Les Organisations non gouvernementales (ONG), la Commission Justice et Paix, le Secours Catholique ainsi que la Terre solidaire ont publié, le 22 novembre à Brazzaville, un rapport sur le Projet BaCaSi, intitulé ‘’ La compensation carbone au prix des droits humains ? ‘’ . Ce rapport montre l’impact négatif de ce projet sur la vie des communautés locales et riveraines de Ngo, dans le département des plateaux.

La compensation carbone est actuellement approuvée par plusieurs multinationales qui financent des projets d’afforestation pour capter le carbone. Pour mener leurs activités, ces entreprises ont besoin de terres. Au Congo, la multinationale TotalEnergies a lancé en novembre 2021 le projet BaCaSi à Ngo. Ce projet consiste à planter 55.000 hectares d’acacia. Aussi, le projet BaCaSi est -il un contrat conclu entre la République du Congo et TotalEnergies en mars 2021. Ce contrat prévoit que le Congo déclasse 70.000 hectares de terres des plateaux Batéké en ‘’ domaine privé de l’Etat‘’ afin de conclure un bail emphytéotique d’une durée de 60 ans entre la République du Congo et la société Forest Neutral Congo (FNC), filiale de TotalEnergies. Le projet BaCaSi implique la conservation des forêts encore présentes, la plantation d’arbres sur 38.000 hectares en dix ans. Selon les experts, il permettra de séquestrer sur vingt ans plus de 10 millions de tonnes de CO2 .

Brice Mackosso (à gauche) présentant le rapport devant les journalistes

Si ces mécanismes sont appréciés par les responsables des émissions de gaz à effet de serre, leur efficacité est désormais remise en cause. Les projets de plantation d’arbres à grande échelle augmentent la demande en terres. Ils entrainent des déplacements des populations et mettent en danger leur sécurité alimentaire.  Pour le cas du projet BaCaSi, les ONG, la Commission Justice et Paix, le Secours Catholique ainsi que la Terre solidaire, précisent que ce projet a impacté négativement les communautés locales et riveraines de Ngo. Les agriculteurs ont été chassés dans les zones du projet sans compensation.

 Selon le recensement de la Commission Justice et Paix, au moins 259 Agriculteurs ont été affectés par la perte de leur activité agricole. Ils éprouvent désormais un sentiment d’injustice. La privation de terres cultivables, pour ces populations sommées de libérer la zone, les a privées d’importante sources de revenus et les mettant dans une situation de précarité. « Ce projet BaCaSi ne devrait pas se faire au détriment des droits des agriculteurs. Cet acte constitue une violation des droits humains pour ces agriculteurs », a indiqué le responsable de la Commission Justice et Paix, Brice Mackosso.

Ce projet n’a pas seulement affecté les agriculteurs, mais aussi les populations autochtones habitant dans la zone de Ngo. Les autochtones ont été interdits d’accès aux forêts présentes sur le site du projet. Ces populations se sont retrouvées privées de ressources alimentaires comme le gnetum africanum(koko), les asperges et de la pêche dans la rivière située aux alentours de la zone du projet BaCaSi. « Nous avons besoin de la terre pour nous nourrir, mais aussi pour trouver des plantes qui nous permettent de nous soigner. On ne peut plus chasser, ni travailler pour les Bantous. Ce projet est presque venu nous tuer. Maintenant, on va faire quoi ? On va vivre comment ? », s’est indignée une personne de la communauté autochtone.
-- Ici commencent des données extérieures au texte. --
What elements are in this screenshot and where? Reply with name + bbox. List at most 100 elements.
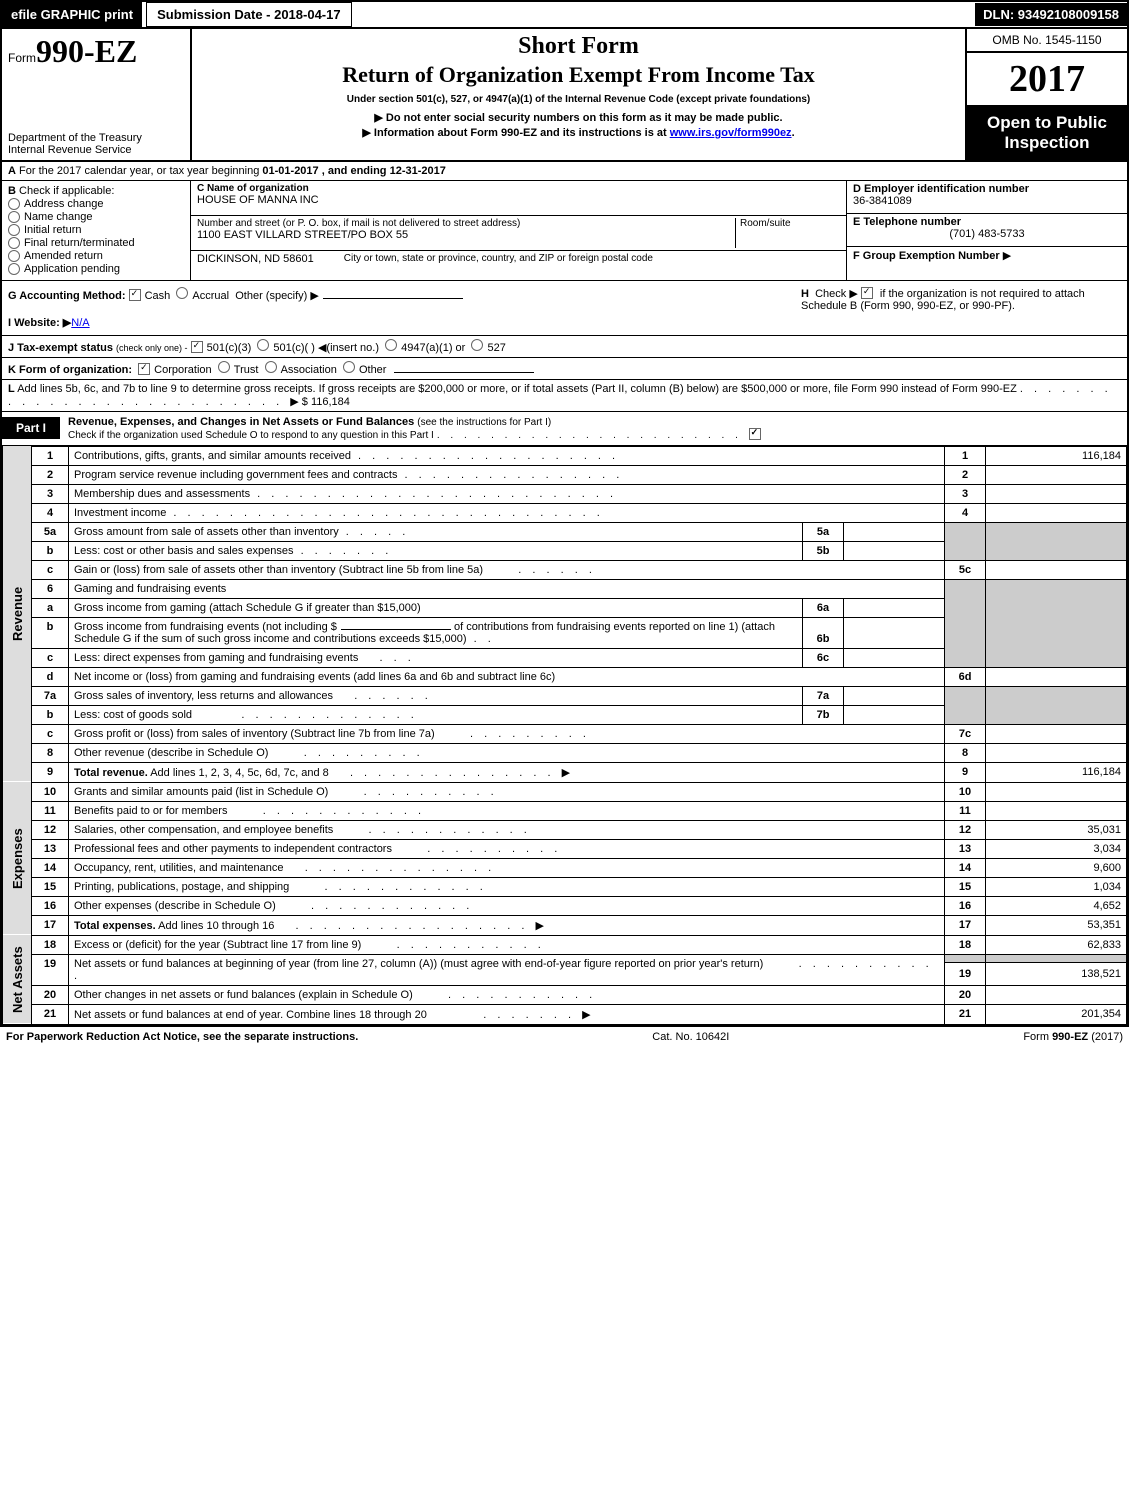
footer-right: Form 990-EZ (2017) <box>1023 1031 1123 1043</box>
amount-cell: 138,521 <box>986 963 1127 986</box>
chk-corp[interactable] <box>138 363 150 375</box>
chk-amended-return[interactable]: Amended return <box>8 250 184 262</box>
efile-print-button[interactable]: efile GRAPHIC print <box>2 2 142 27</box>
chk-initial-return[interactable]: Initial return <box>8 224 184 236</box>
title-return: Return of Organization Exempt From Incom… <box>196 62 961 88</box>
radio-icon <box>8 211 20 223</box>
dept-line1: Department of the Treasury <box>8 132 142 144</box>
section-a-label: A <box>8 165 16 177</box>
section-j: J Tax-exempt status (check only one) - 5… <box>2 336 1127 358</box>
line-num: 18 <box>32 935 69 954</box>
line-no-cell: 18 <box>945 935 986 954</box>
footer-center: Cat. No. 10642I <box>652 1031 729 1043</box>
instructions-link[interactable]: www.irs.gov/form990ez <box>670 127 792 139</box>
fundraising-blank[interactable] <box>341 629 451 630</box>
website-value[interactable]: N/A <box>71 317 89 329</box>
table-row: 5a Gross amount from sale of assets othe… <box>3 522 1127 541</box>
side-netassets: Net Assets <box>3 935 32 1024</box>
radio-icon[interactable] <box>385 339 397 351</box>
line-desc: Less: cost of goods sold <box>74 709 192 721</box>
form-number: 990-EZ <box>36 33 137 69</box>
chk-app-pending[interactable]: Application pending <box>8 263 184 275</box>
section-d: D Employer identification number 36-3841… <box>847 181 1127 214</box>
amount-cell <box>986 724 1127 743</box>
line-desc: Less: direct expenses from gaming and fu… <box>74 652 358 664</box>
section-gh: G Accounting Method: Cash Accrual Other … <box>2 281 1127 336</box>
dots: . . . . . . . . . . . . . . . . . . . <box>351 450 619 462</box>
line-desc: Net assets or fund balances at beginning… <box>74 958 763 970</box>
line-desc-bold: Total expenses. <box>74 920 156 932</box>
table-row: 17 Total expenses. Add lines 10 through … <box>3 915 1127 935</box>
submission-date-box: Submission Date - 2018-04-17 <box>146 2 352 27</box>
header-right: OMB No. 1545-1150 2017 Open to Public In… <box>965 29 1127 160</box>
line-desc-pre: Gross income from fundraising events (no… <box>74 621 337 633</box>
amount-cell: 9,600 <box>986 858 1127 877</box>
section-b-heading: Check if applicable: <box>19 185 114 197</box>
line-no-cell: 2 <box>945 465 986 484</box>
f-label: F Group Exemption Number <box>853 250 1000 262</box>
dots: . . . . . . . . . . . <box>361 939 544 951</box>
radio-icon[interactable] <box>176 287 188 299</box>
part-i-note: (see the instructions for Part I) <box>417 417 551 428</box>
radio-icon[interactable] <box>257 339 269 351</box>
subline-num: 5a <box>803 522 844 541</box>
radio-icon[interactable] <box>218 361 230 373</box>
table-row: 20 Other changes in net assets or fund b… <box>3 985 1127 1004</box>
table-row: 3 Membership dues and assessments . . . … <box>3 484 1127 503</box>
line-num: 14 <box>32 858 69 877</box>
line-num: c <box>32 648 69 667</box>
table-row: c Gain or (loss) from sale of assets oth… <box>3 560 1127 579</box>
section-e: E Telephone number (701) 483-5733 <box>847 214 1127 247</box>
chk-address-change[interactable]: Address change <box>8 198 184 210</box>
chk-501c3[interactable] <box>191 341 203 353</box>
line-num: 11 <box>32 801 69 820</box>
line-desc: Grants and similar amounts paid (list in… <box>74 786 328 798</box>
chk-cash[interactable] <box>129 289 141 301</box>
chk-h[interactable] <box>861 287 873 299</box>
dots: . . . . . . . . . . . . . . <box>284 862 496 874</box>
radio-icon[interactable] <box>343 361 355 373</box>
c-label: C Name of organization <box>197 183 309 194</box>
line-num: 20 <box>32 985 69 1004</box>
g-other-blank[interactable] <box>323 298 463 299</box>
radio-icon <box>8 237 20 249</box>
dots: . . . . . . . . . . . . <box>289 881 487 893</box>
omb-number: OMB No. 1545-1150 <box>967 29 1127 53</box>
table-row: 2 Program service revenue including gove… <box>3 465 1127 484</box>
line-desc: Gross profit or (loss) from sales of inv… <box>74 728 435 740</box>
part-i-check-text: Check if the organization used Schedule … <box>68 430 434 441</box>
subline-val <box>844 598 945 617</box>
g-other: Other (specify) ▶ <box>235 290 319 302</box>
chk-final-return[interactable]: Final return/terminated <box>8 237 184 249</box>
table-row: d Net income or (loss) from gaming and f… <box>3 667 1127 686</box>
instruction-2: ▶ Information about Form 990-EZ and its … <box>196 126 961 139</box>
table-row: 6 Gaming and fundraising events <box>3 579 1127 598</box>
l-amount: 116,184 <box>311 396 350 408</box>
radio-icon[interactable] <box>471 339 483 351</box>
radio-icon[interactable] <box>265 361 277 373</box>
side-revenue: Revenue <box>3 446 32 782</box>
line-no-cell: 6d <box>945 667 986 686</box>
part-i-title: Revenue, Expenses, and Changes in Net As… <box>68 416 414 428</box>
footer-right-bold: 990-EZ <box>1052 1031 1088 1043</box>
k-other-blank[interactable] <box>394 372 534 373</box>
subline-num: 6c <box>803 648 844 667</box>
table-row: 19 Net assets or fund balances at beginn… <box>3 954 1127 962</box>
chk-part-i[interactable] <box>749 428 761 440</box>
radio-icon <box>8 250 20 262</box>
line-num: 13 <box>32 839 69 858</box>
table-row: 8 Other revenue (describe in Schedule O)… <box>3 743 1127 762</box>
chk-name-change[interactable]: Name change <box>8 211 184 223</box>
ein-value: 36-3841089 <box>853 195 912 207</box>
k-o3: Association <box>281 364 337 376</box>
line-desc: Excess or (deficit) for the year (Subtra… <box>74 939 361 951</box>
dots: . . . . . . . <box>427 1009 582 1021</box>
form-header: Form990-EZ Department of the Treasury In… <box>2 29 1127 162</box>
inst2-prefix: ▶ Information about Form 990-EZ and its … <box>362 127 669 139</box>
header-left: Form990-EZ Department of the Treasury In… <box>2 29 192 160</box>
amount-cell: 116,184 <box>986 762 1127 782</box>
topbar-left: efile GRAPHIC print Submission Date - 20… <box>2 2 352 27</box>
right-info-col: D Employer identification number 36-3841… <box>846 181 1127 280</box>
line-num: 17 <box>32 915 69 935</box>
amount-cell: 4,652 <box>986 896 1127 915</box>
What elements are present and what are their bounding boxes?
 De même, les propriétaires terriens ont perdu leur patrimoine et les revenus issus de leurs exploitations agricoles. Ils ont reçu comme compensation de la part de l’Etat congolais un ‘’ franc symbolique ‘’, soit 55.000 millions de francs CFA pour 1200 francs CFA l’hectare. Cette somme paraît insignifiante. « La famille fait référence à des groupements de personnes comprenant jusqu’à centaine de membres. Ce qui implique que la compensation perçue est divisée entre chacun d’entre eux. Imaginez-vous, combien chacun peut-il percevoir ? Le projet BaCaSi m’a totalement ruiné. Je suis obligé d’aller louer une terre de 40 hectares à 16 kilomètres de Ngo. C’est moins bien qu’auparavant et c’est loin. Avant, je cultivais du manioc et j’embouchais 45 personnes sur ce site. La terre qui m’appartenait, maintenant je dois louer une terre. Je ne peux plus payer les études pour mes enfants, c’est ça le plus dur », s’est outré un ancien propriétaire terrien de Ngo. Ces propriétaires terriens expropriés affirment par ailleurs que l’obligation de céder leurs terres à l’Etat les a placés dans une situation difficile vis-à-vis des autres citoyens. Le projet BaCaSi a démarré dans la zone de Ngo sans la réalisation du consentement libre informé préalable (CLIP) des populations.